The advantage of modeling the track network as a graph is that we can use already existing libraries to compute the shortest path between two stations (both the passing stations as well as the total length), as in the following example

FROM = 'El Paso'
DESTINATION = 'Raleigh'

shortest_path = nx.shortest_path(graph, source=FROM, target=DESTINATION, weight=TRACK_LENGTH_COLUMN)
print(f'The shortest path goes through these stations: {" - ".join(shortest_path)}' )

shortest_path_length = nx.shortest_path_length(graph, source=FROM, target=DESTINATION, weight=TRACK_LENGTH_COLUMN)
print(f'The length for the shortes path is: {shortest_path_length}')

The shortest path goes through these stations: El Paso - Dallas - Little Rock - Nashville - Raleigh
The length for the shortes path is: 12

The shortest path goes through these stations: El Paso - Dallas - Little Rock - Nashville - Raleigh
The length for the shortes path is: 12

These methods (specially nx.shortest_path_length) are very relevant to reverse engineer the ticket cards (that give points if a player completes a route).
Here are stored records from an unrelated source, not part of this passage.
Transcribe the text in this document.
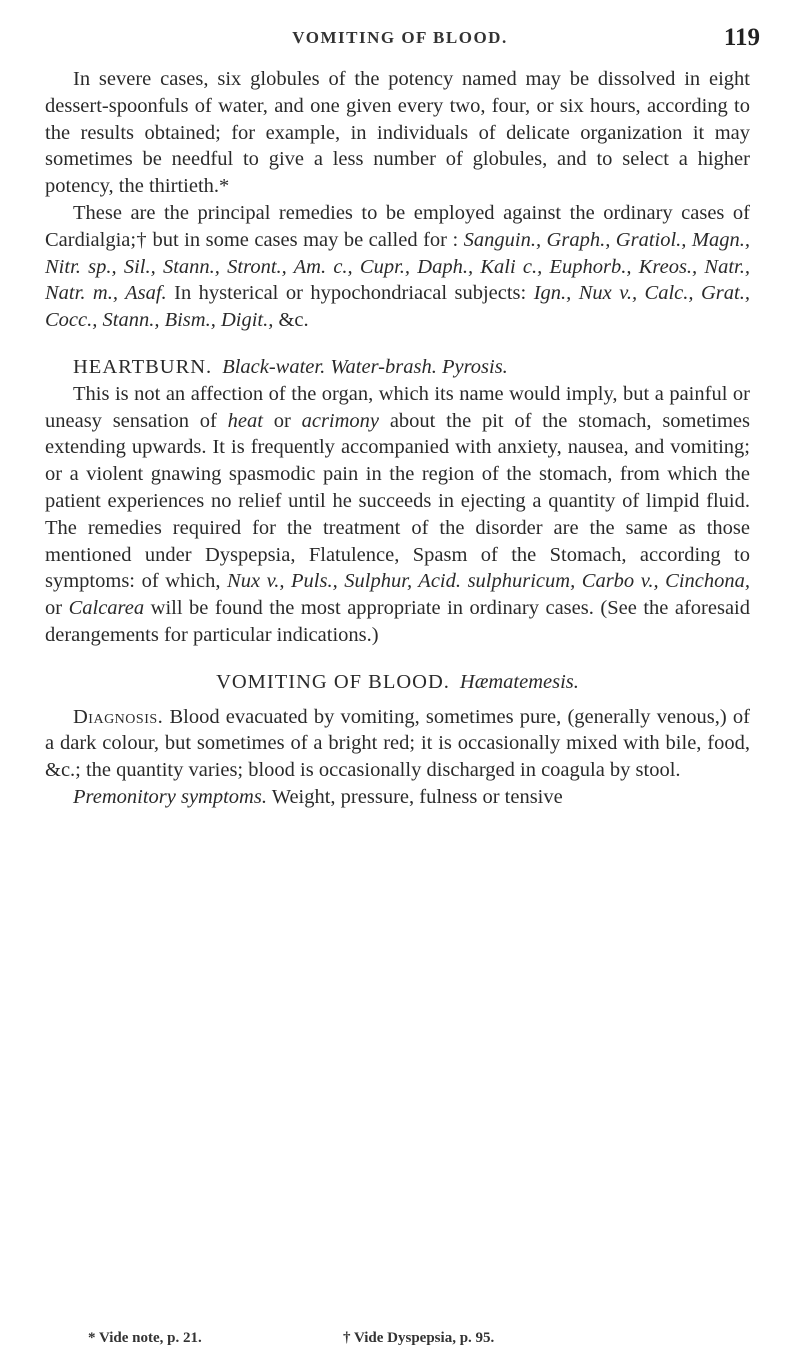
VOMITING OF BLOOD.	119

In severe cases, six globules of the potency named may be dissolved in eight dessert-spoonfuls of water, and one given every two, four, or six hours, according to the results obtained; for example, in individuals of delicate organization it may sometimes be needful to give a less number of globules, and to select a higher potency, the thirtieth.*

These are the principal remedies to be employed against the ordinary cases of Cardialgia;† but in some cases may be called for : Sanguin., Graph., Gratiol., Magn., Nitr. sp., Sil., Stann., Stront., Am. c., Cupr., Daph., Kali c., Euphorb., Kreos., Natr., Natr. m., Asaf. In hysterical or hypochondriacal subjects: Ign., Nux v., Calc., Grat., Cocc., Stann., Bism., Digit., &c.

HEARTBURN. Black-water. Water-brash. Pyrosis.

This is not an affection of the organ, which its name would imply, but a painful or uneasy sensation of heat or acrimony about the pit of the stomach, sometimes extending upwards. It is frequently accompanied with anxiety, nausea, and vomiting; or a violent gnawing spasmodic pain in the region of the stomach, from which the patient experiences no relief until he succeeds in ejecting a quantity of limpid fluid. The remedies required for the treatment of the disorder are the same as those mentioned under Dyspepsia, Flatulence, Spasm of the Stomach, according to symptoms: of which, Nux v., Puls., Sulphur, Acid. sulphuricum, Carbo v., Cinchona, or Calcarea will be found the most appropriate in ordinary cases. (See the aforesaid derangements for particular indications.)

VOMITING OF BLOOD. Hæmatemesis.

Diagnosis. Blood evacuated by vomiting, sometimes pure, (generally venous,) of a dark colour, but sometimes of a bright red; it is occasionally mixed with bile, food, &c.; the quantity varies; blood is occasionally discharged in coagula by stool.

Premonitory symptoms. Weight, pressure, fulness or tensive

* Vide note, p. 21.	† Vide Dyspepsia, p. 95.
Basically we need to know how the points awarded per card is related to the shortest path.

To do so, we will load the Ticket CSV into a DataFrame and compute the shortest path for each card:

# Load the Ticket CSV
df_tickets = pd.read_csv(TICKETS_CSV_FILE)

# Create a new column in the dataframe with the shortest path length for each route (i.e. ticket card)
df_tickets[TRACK_LENGTH_COLUMN] = df_tickets.apply(lambda r: nx.shortest_path_length(graph, source=r[FROM_COLUMN], target=r[TO_COLUMN], weight=TRACK_LENGTH_COLUMN), axis=1)

df_tickets.head()

	from	to	points	length
0	Los Angeles	New York	21	20
1	Winnipeg	Little Rock	11	11
2	Vancouver	Santa Fe	13	13
3	Montreal	Atlanta	9	9
4	Toronto	Miami	10	10

At this point we can realise that the points awarded per route are in fact equivalent (at least on the most cases) with the lenghts (i.e. total number of wagons required to complete the route), which makes sense.

plt.plot(df_tickets[TRACK_LENGTH_COLUMN], df_tickets['points'], 'o')
plt.xlabel('Shortest route length [number of wagons]')
plt.ylabel('Ticket card points')
plt.title('Relationship between Ticket card points and\nShortest route length')
plt.show()

Key takeaways

From the analysis, the following takeaways are relevant in case you need to make your own customization of Ticket to ride:

There are 36 stations
There are a total of 100 tracks (double tracks are considered independent tracks)
Each color (except grey) needs a total of 27 wagons to complete their tracks
Each color (except grey) has a total number of 7 tracks, and their distribution is: 6-5-4-4-3-3-2, except for green and white, for which their distribution is: 6-5-5-4-3-2-2.
To the largest possible extent, the colors are homogeneously distributed on the territory (which makes sense in order to balance the game).
There are 30 ticket cards
The points for each ticket card represent the shortest path length (i.e. minimum number of wagons required to complete the card), with some small exceptions.